Mr. Langford was arrested, tried, and found guilty on a variety of corruption charges, including taking bribes and gifts from JP Morgan Chase, a major Wall Street bank. The company paid a $722 million fine to the Securities and Exchange Commission in 2009 as a result.
After coming close to a deal with its chief creditors several times, the county broke off talks and the court-appointed receiver this week, opting to declare bankruptcy. The decision could shake the municipal bond markets, affect Alabama's ability to borrow money at good rates, and affect confidence among corporate developers eyeing Alabama for investment.
It comes as the state is already taking flak for implementing the toughest anti-immigration law in the US, which has caused hardship for Hispanic migrants, farmers, and construction companies.
"The Jefferson County sewer-debt crisis has been an impediment to economic growth in the state, and the bankruptcy filing will now be an even greater challenge to overcome," Gov. Robert Bentley said in a statement.
By the measure of municipal defaults, cities are doing better this year than last. Some 42 municipalities have defaulted on bond payments this year, compared with 74 by the same time last year. Most of these defaults – as well as bankruptcies in Central Falls, R.I., in August and Vallejo, Calif., in 2008 – resulted from communities trying to get out of gold-plated public union contracts.
The Jefferson bankruptcy shares some similarities with the Harrisburg, Pa., bankruptcy filing on Oct. 12, which involved payments to a public utility. But some finance experts say the filing has less to do with the defaulted sewer bonds than the decisions of the state Legislature. The Legislature refused to lend a lifeline of financial support to a county that's had to lay off so many workers that portable toilets now dot courthouse lawns to service slow-moving queues.
"Ideological purity trumps economic common sense, and there has been no effort by the state of Alabama to actually help out, and that's how this bankruptcy is really different and why it's going to hurt the state in the long run," says Andreas Rauterkus, an economics professor at the University of Alabama at Birmingham. "The cost of doing business in Alabama is going to be more expensive in the long run because of this."

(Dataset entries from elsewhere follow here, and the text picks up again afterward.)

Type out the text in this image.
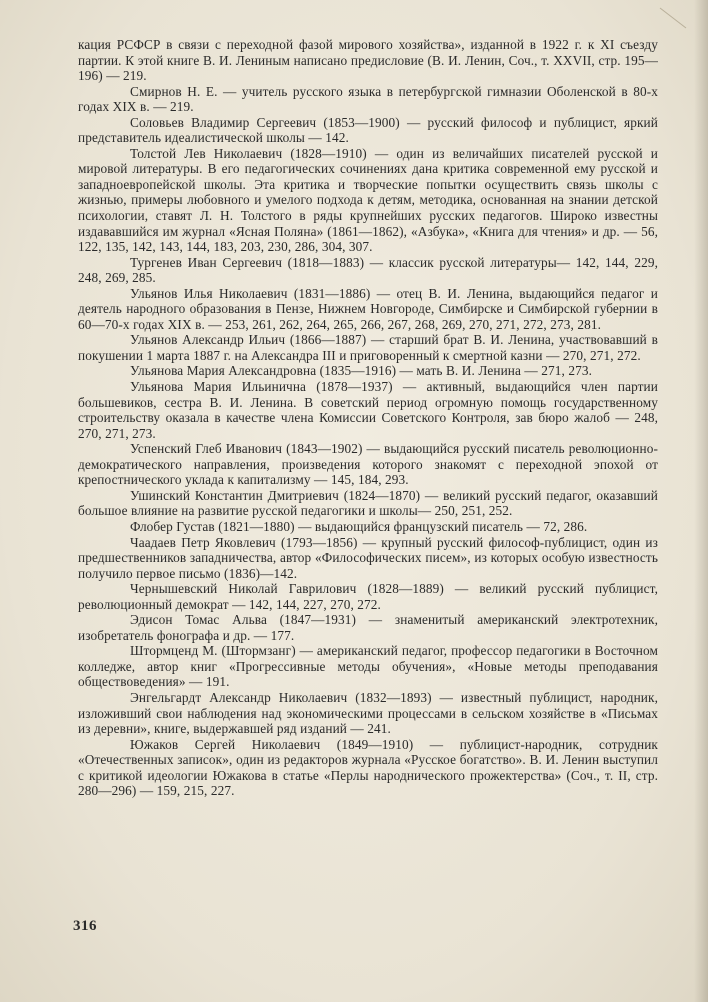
кация РСФСР в связи с переходной фазой мирового хозяйства», изданной в 1922 г. к XI съезду партии. К этой книге В. И. Лениным написано предисловие (В. И. Ленин, Соч., т. XXVII, стр. 195—196) — 219.

Смирнов Н. Е. — учитель русского языка в петербургской гимназии Оболенской в 80-х годах XIX в. — 219.

Соловьев Владимир Сергеевич (1853—1900) — русский философ и публицист, яркий представитель идеалистической школы — 142.

Толстой Лев Николаевич (1828—1910) — один из величайших писателей русской и мировой литературы. В его педагогических сочинениях дана критика современной ему русской и западноевропейской школы. Эта критика и творческие попытки осуществить связь школы с жизнью, примеры любовного и умелого подхода к детям, методика, основанная на знании детской психологии, ставят Л. Н. Толстого в ряды крупнейших русских педагогов. Широко известны издававшийся им журнал «Ясная Поляна» (1861—1862), «Азбука», «Книга для чтения» и др. — 56, 122, 135, 142, 143, 144, 183, 203, 230, 286, 304, 307.

Тургенев Иван Сергеевич (1818—1883) — классик русской литературы— 142, 144, 229, 248, 269, 285.

Ульянов Илья Николаевич (1831—1886) — отец В. И. Ленина, выдающийся педагог и деятель народного образования в Пензе, Нижнем Новгороде, Симбирске и Симбирской губернии в 60—70-х годах XIX в. — 253, 261, 262, 264, 265, 266, 267, 268, 269, 270, 271, 272, 273, 281.

Ульянов Александр Ильич (1866—1887) — старший брат В. И. Ленина, участвовавший в покушении 1 марта 1887 г. на Александра III и приговоренный к смертной казни — 270, 271, 272.

Ульянова Мария Александровна (1835—1916) — мать В. И. Ленина — 271, 273.

Ульянова Мария Ильинична (1878—1937) — активный, выдающийся член партии большевиков, сестра В. И. Ленина. В советский период огромную помощь государственному строительству оказала в качестве члена Комиссии Советского Контроля, зав бюро жалоб — 248, 270, 271, 273.

Успенский Глеб Иванович (1843—1902) — выдающийся русский писатель революционно-демократического направления, произведения которого знакомят с переходной эпохой от крепостнического уклада к капитализму — 145, 184, 293.

Ушинский Константин Дмитриевич (1824—1870) — великий русский педагог, оказавший большое влияние на развитие русской педагогики и школы— 250, 251, 252.

Флобер Густав (1821—1880) — выдающийся французский писатель — 72, 286.

Чаадаев Петр Яковлевич (1793—1856) — крупный русский философ-публицист, один из предшественников западничества, автор «Философических писем», из которых особую известность получило первое письмо (1836)—142.

Чернышевский Николай Гаврилович (1828—1889) — великий русский публицист, революционный демократ — 142, 144, 227, 270, 272.

Эдисон Томас Альва (1847—1931) — знаменитый американский электротехник, изобретатель фонографа и др. — 177.

Штормценд М. (Штормзанг) — американский педагог, профессор педагогики в Восточном колледже, автор книг «Прогрессивные методы обучения», «Новые методы преподавания обществоведения» — 191.

Энгельгардт Александр Николаевич (1832—1893) — известный публицист, народник, изложивший свои наблюдения над экономическими процессами в сельском хозяйстве в «Письмах из деревни», книге, выдержавшей ряд изданий — 241.

Южаков Сергей Николаевич (1849—1910) — публицист-народник, сотрудник «Отечественных записок», один из редакторов журнала «Русское богатство». В. И. Ленин выступил с критикой идеологии Южакова в статье «Перлы народнического прожектерства» (Соч., т. II, стр. 280—296) — 159, 215, 227.

316
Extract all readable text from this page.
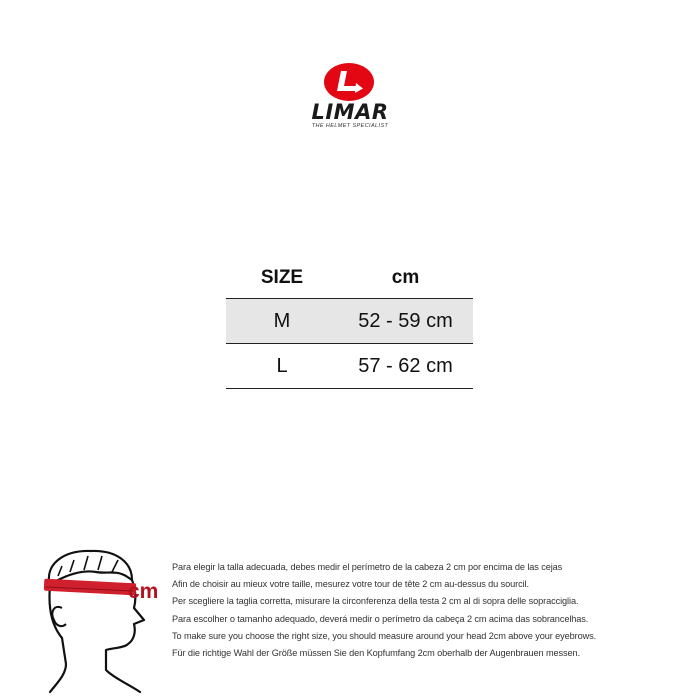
LIMAR
THE HELMET SPECIALIST
SIZE	cm
M	52 - 59 cm
L	57 - 62 cm
cm

Para elegir la talla adecuada, debes medir el perímetro de la cabeza 2 cm por encima de las cejas

Afin de choisir au mieux votre taille, mesurez votre tour de tête 2 cm au-dessus du sourcil.

Per scegliere la taglia corretta, misurare la circonferenza della testa 2 cm al di sopra delle sopracciglia.

Para escolher o tamanho adequado, deverá medir o perímetro da cabeça 2 cm acima das sobrancelhas.

To make sure you choose the right size, you should measure around your head 2cm above your eyebrows.

Für die richtige Wahl der Größe müssen Sie den Kopfumfang 2cm oberhalb der Augenbrauen messen.
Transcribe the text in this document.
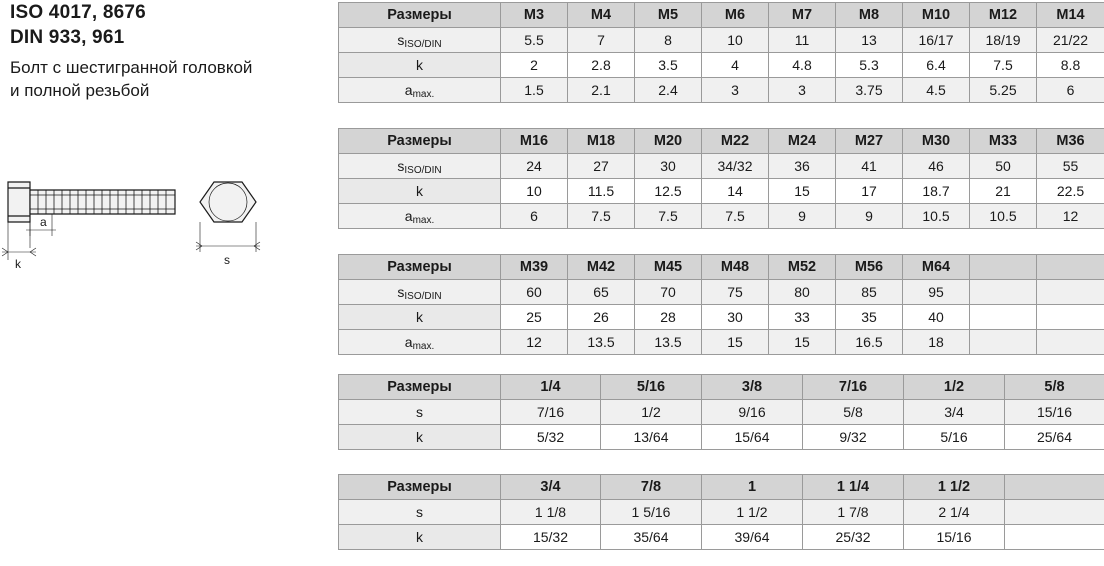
ISO 4017, 8676
DIN 933, 961
Болт с шестигранной головкой
и полной резьбой
k
a
s
Размеры	M3	M4	M5	M6	M7	M8	M10	M12	M14
sISO/DIN	5.5	7	8	10	11	13	16/17	18/19	21/22
k	2	2.8	3.5	4	4.8	5.3	6.4	7.5	8.8
amax.	1.5	2.1	2.4	3	3	3.75	4.5	5.25	6
Размеры	M16	M18	M20	M22	M24	M27	M30	M33	M36
sISO/DIN	24	27	30	34/32	36	41	46	50	55
k	10	11.5	12.5	14	15	17	18.7	21	22.5
amax.	6	7.5	7.5	7.5	9	9	10.5	10.5	12
Размеры	M39	M42	M45	M48	M52	M56	M64		
sISO/DIN	60	65	70	75	80	85	95		
k	25	26	28	30	33	35	40		
amax.	12	13.5	13.5	15	15	16.5	18		
Размеры	1/4	5/16	3/8	7/16	1/2	5/8
s	7/16	1/2	9/16	5/8	3/4	15/16
k	5/32	13/64	15/64	9/32	5/16	25/64
Размеры	3/4	7/8	1	1 1/4	1 1/2	
s	1 1/8	1 5/16	1 1/2	1 7/8	2 1/4	
k	15/32	35/64	39/64	25/32	15/16	
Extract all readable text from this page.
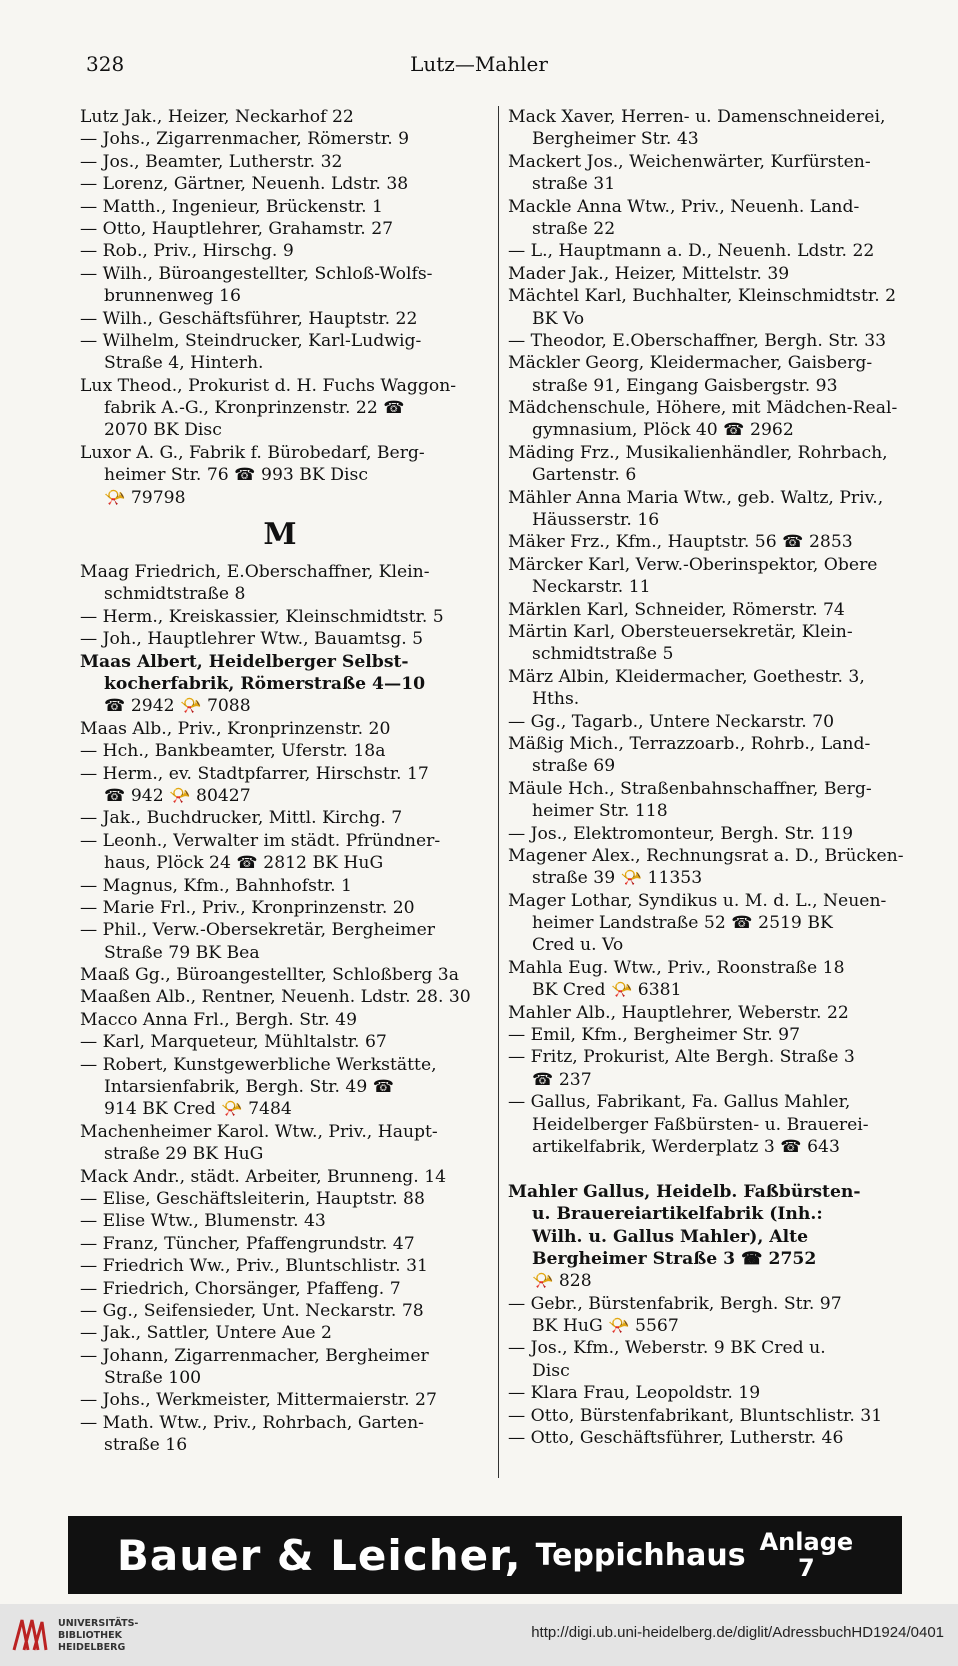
328	Lutz—Mahler
Lutz Jak., Heizer, Neckarhof 22
— Johs., Zigarrenmacher, Römerstr. 9
— Jos., Beamter, Lutherstr. 32
— Lorenz, Gärtner, Neuenh. Ldstr. 38
— Matth., Ingenieur, Brückenstr. 1
— Otto, Hauptlehrer, Grahamstr. 27
— Rob., Priv., Hirschg. 9
— Wilh., Büroangestellter, Schloß-Wolfs-
brunnenweg 16
— Wilh., Geschäftsführer, Hauptstr. 22
— Wilhelm, Steindrucker, Karl-Ludwig-
Straße 4, Hinterh.
Lux Theod., Prokurist d. H. Fuchs Waggon-
fabrik A.-G., Kronprinzenstr. 22 ☎
2070 BK Disc
Luxor A. G., Fabrik f. Bürobedarf, Berg-
heimer Str. 76 ☎ 993 BK Disc
📯 79798
M
Maag Friedrich, E.Oberschaffner, Klein-
schmidtstraße 8
— Herm., Kreiskassier, Kleinschmidtstr. 5
— Joh., Hauptlehrer Wtw., Bauamtsg. 5
Maas Albert, Heidelberger Selbst-
kocherfabrik, Römerstraße 4—10
☎ 2942 📯 7088
Maas Alb., Priv., Kronprinzenstr. 20
— Hch., Bankbeamter, Uferstr. 18a
— Herm., ev. Stadtpfarrer, Hirschstr. 17
☎ 942 📯 80427
— Jak., Buchdrucker, Mittl. Kirchg. 7
— Leonh., Verwalter im städt. Pfründner-
haus, Plöck 24 ☎ 2812 BK HuG
— Magnus, Kfm., Bahnhofstr. 1
— Marie Frl., Priv., Kronprinzenstr. 20
— Phil., Verw.-Obersekretär, Bergheimer
Straße 79 BK Bea
Maaß Gg., Büroangestellter, Schloßberg 3a
Maaßen Alb., Rentner, Neuenh. Ldstr. 28. 30
Macco Anna Frl., Bergh. Str. 49
— Karl, Marqueteur, Mühltalstr. 67
— Robert, Kunstgewerbliche Werkstätte,
Intarsienfabrik, Bergh. Str. 49 ☎
914 BK Cred 📯 7484
Machenheimer Karol. Wtw., Priv., Haupt-
straße 29 BK HuG
Mack Andr., städt. Arbeiter, Brunneng. 14
— Elise, Geschäftsleiterin, Hauptstr. 88
— Elise Wtw., Blumenstr. 43
— Franz, Tüncher, Pfaffengrundstr. 47
— Friedrich Ww., Priv., Bluntschlistr. 31
— Friedrich, Chorsänger, Pfaffeng. 7
— Gg., Seifensieder, Unt. Neckarstr. 78
— Jak., Sattler, Untere Aue 2
— Johann, Zigarrenmacher, Bergheimer
Straße 100
— Johs., Werkmeister, Mittermaierstr. 27
— Math. Wtw., Priv., Rohrbach, Garten-
straße 16
Mack Xaver, Herren- u. Damenschneiderei,
Bergheimer Str. 43
Mackert Jos., Weichenwärter, Kurfürsten-
straße 31
Mackle Anna Wtw., Priv., Neuenh. Land-
straße 22
— L., Hauptmann a. D., Neuenh. Ldstr. 22
Mader Jak., Heizer, Mittelstr. 39
Mächtel Karl, Buchhalter, Kleinschmidtstr. 2
BK Vo
— Theodor, E.Oberschaffner, Bergh. Str. 33
Mäckler Georg, Kleidermacher, Gaisberg-
straße 91, Eingang Gaisbergstr. 93
Mädchenschule, Höhere, mit Mädchen-Real-
gymnasium, Plöck 40 ☎ 2962
Mäding Frz., Musikalienhändler, Rohrbach,
Gartenstr. 6
Mähler Anna Maria Wtw., geb. Waltz, Priv.,
Häusserstr. 16
Mäker Frz., Kfm., Hauptstr. 56 ☎ 2853
Märcker Karl, Verw.-Oberinspektor, Obere
Neckarstr. 11
Märklen Karl, Schneider, Römerstr. 74
Märtin Karl, Obersteuersekretär, Klein-
schmidtstraße 5
März Albin, Kleidermacher, Goethestr. 3,
Hths.
— Gg., Tagarb., Untere Neckarstr. 70
Mäßig Mich., Terrazzoarb., Rohrb., Land-
straße 69
Mäule Hch., Straßenbahnschaffner, Berg-
heimer Str. 118
— Jos., Elektromonteur, Bergh. Str. 119
Magener Alex., Rechnungsrat a. D., Brücken-
straße 39 📯 11353
Mager Lothar, Syndikus u. M. d. L., Neuen-
heimer Landstraße 52 ☎ 2519 BK
Cred u. Vo
Mahla Eug. Wtw., Priv., Roonstraße 18
BK Cred 📯 6381
Mahler Alb., Hauptlehrer, Weberstr. 22
— Emil, Kfm., Bergheimer Str. 97
— Fritz, Prokurist, Alte Bergh. Straße 3
☎ 237
— Gallus, Fabrikant, Fa. Gallus Mahler,
Heidelberger Faßbürsten- u. Brauerei-
artikelfabrik, Werderplatz 3 ☎ 643
Mahler Gallus, Heidelb. Faßbürsten-
u. Brauereiartikelfabrik (Inh.:
Wilh. u. Gallus Mahler), Alte
Bergheimer Straße 3 ☎ 2752
📯 828
— Gebr., Bürstenfabrik, Bergh. Str. 97
BK HuG 📯 5567
— Jos., Kfm., Weberstr. 9 BK Cred u.
Disc
— Klara Frau, Leopoldstr. 19
— Otto, Bürstenfabrikant, Bluntschlistr. 31
— Otto, Geschäftsführer, Lutherstr. 46
Bauer & Leicher, Teppichhaus Anlage
7
UNIVERSITÄTS-
BIBLIOTHEK
HEIDELBERG
http://digi.ub.uni-heidelberg.de/diglit/AdressbuchHD1924/0401
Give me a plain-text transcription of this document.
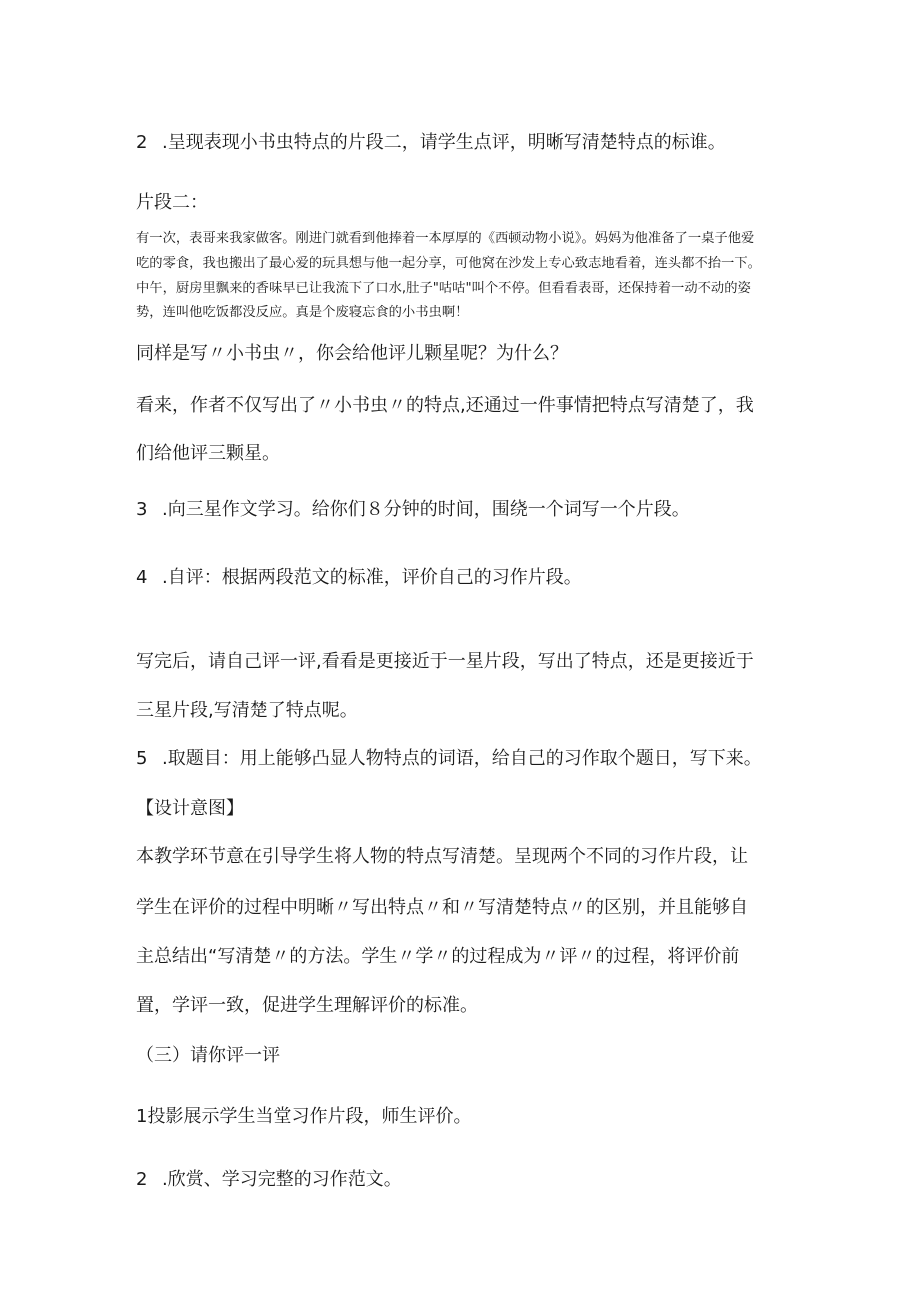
2 .呈现表现小书虫特点的片段二，请学生点评，明晰写清楚特点的标谁。
片段二：
有一次，表哥来我家做客。刚进门就看到他捧着一本厚厚的《西顿动物小说》。妈妈为他准备了一桌子他爱
吃的零食，我也搬出了最心爱的玩具想与他一起分享，可他窝在沙发上专心致志地看着，连头都不抬一下。
中午，厨房里飘来的香味早已让我流下了口水,肚子"咕咕"叫个不停。但看看表哥，还保持着一动不动的姿
势，连叫他吃饭都没反应。真是个废寝忘食的小书虫啊！
同样是写〃小书虫〃，你会给他评儿颗星呢？为什么？
看来，作者不仅写出了〃小书虫〃的特点,还通过一件事情把特点写清楚了，我
们给他评三颗星。
3 .向三星作文学习。给你们８分钟的时间，围绕一个词写一个片段。
4 .自评：根据两段范文的标准，评价自己的习作片段。
写完后，请自己评一评,看看是更接近于一星片段，写出了特点，还是更接近于
三星片段,写清楚了特点呢。
5 .取题目：用上能够凸显人物特点的词语，给自己的习作取个题日，写下来。
【设计意图】
本教学环节意在引导学生将人物的特点写清楚。呈现两个不同的习作片段，让
学生在评价的过程中明晰〃写出特点〃和〃写清楚特点〃的区别，并且能够自
主总结出“写清楚〃的方法。学生〃学〃的过程成为〃评〃的过程，将评价前
置，学评一致，促进学生理解评价的标准。
（三）请你评一评
1投影展示学生当堂习作片段，师生评价。
2 .欣赏、学习完整的习作范文。
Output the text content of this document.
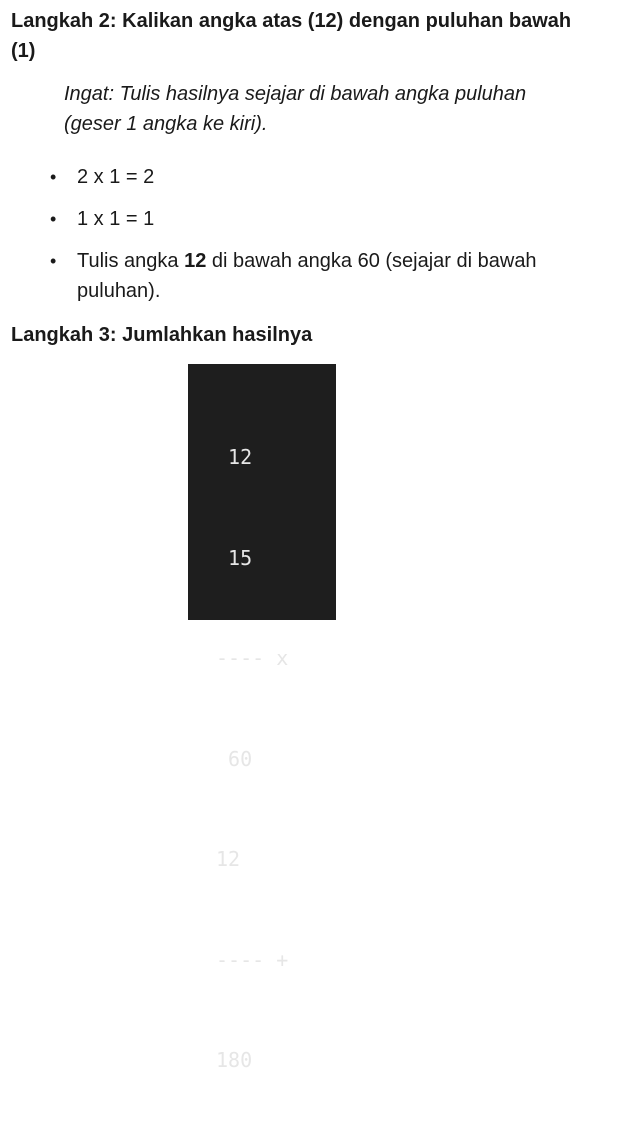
Langkah 2: Kalikan angka atas (12) dengan puluhan bawah (1)

Ingat: Tulis hasilnya sejajar di bawah angka puluhan (geser 1 angka ke kiri).

• 2 x 1 = 2
• 1 x 1 = 1
• Tulis angka 12 di bawah angka 60 (sejajar di bawah puluhan).
Langkah 3: Jumlahkan hasilnya

12

15

---- x

60

12

---- +

180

Alabama localities do face particular challenges financially. For one, home-rule laws passed by the state limit municipalities' ability to raise local revenues. What's more, when one local tax was recently ruled unconstitutional, state lawmakers failed to address it. The result was a 30 percent drop in local revenues, which led to massive county staff layoffs, including police and sheriff's deputies, and courthouses closing.
State lawmakers said Thursday they believe that Jefferson County can solve its revenue problems without state funds. "Now that they're filing for bankruptcy, we can work on solving the problems with the money they have," said state Rep. John Rogers.
Whether that is true remains to be seen. A bankruptcy judge can't force a government that sits at the pleasure of its citizens to raise more revenue. "Everybody is going to be saying, 'We need more money,' and that's going to be the real debate here," agrees Ms. Woodley of Samford. "There's been some skepticism that maybe we are funding things that maybe don't need to be funded, and this process may allow that to be worked out."
But experts say the filing could also represent a much-needed fresh start for a region that has seen economic development and quality of life hampered by the default.
"Bankruptcy is a good thing," Ben Brooks, a finance professor at the University of Alabama, told the Associated Press. "The sooner Jefferson County can get this behind them the better."